Step 4: serve the repository directory over HTTP
# using the base system's built-in webserver, or nginx/apache:
python3 -m http.server 8080 --directory /usr/local/www/pkgrepo
Any ordinary web server works — pkg just needs to be able to fetch the repository’s catalog and package files over HTTP or HTTPS.
Step 5: configure client machines to use the new repository
# /usr/local/etc/pkg/repos/mycompany.conf
mycompany: {
url: "http://pkg-server.internal:8080",
signature_type: "pubkey",
pubkey: "/usr/local/etc/pkg/repo-pub.key",
enabled: yes
}
The client needs a copy of the public key to verify signatures — never distribute the private signing key to client machines.
Step 6: optionally disable the default FreeBSD repository
# /usr/local/etc/pkg/repos/FreeBSD.conf
FreeBSD: { enabled: no }
Disabling the default repository is appropriate when you want clients to pull exclusively from your internal repository (for strict version pinning or an air-gapped environment); leave it enabled if you just want to supplement the official packages with your own additions.
Step 7: verify clients can actually reach and trust the new repository
pkg -R /usr/local/etc/pkg/repos update
pkg search <a-package-you-built>
Step 8: automate rebuilding the repository as packages change
# a simple cron entry, or a CI job:
0 3 * * * pkg repo /usr/local/www/pkgrepo /usr/local/etc/pkg/repo-priv.key
Re-running pkg repo regenerates the catalog to reflect any packages added or removed since the last build — worth automating rather than remembering to run manually every time the package set changes.
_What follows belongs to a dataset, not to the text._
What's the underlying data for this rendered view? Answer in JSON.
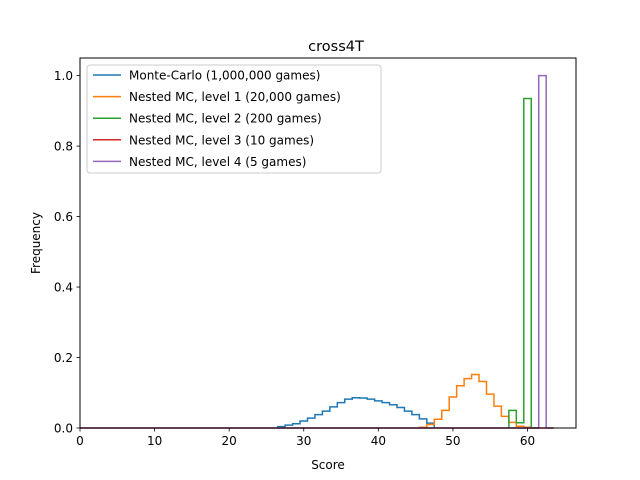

Why signing matters even for an internal-only repository
It’s tempting to skip signing for a repository that never leaves an internal network, but doing so means client machines have no way to detect a corrupted download or a compromised repository server — the same class of protection code signing provides elsewhere. Setting up signing costs one extra step at repository-creation time and pays for itself the first time it catches a problem you’d otherwise have no way to detect.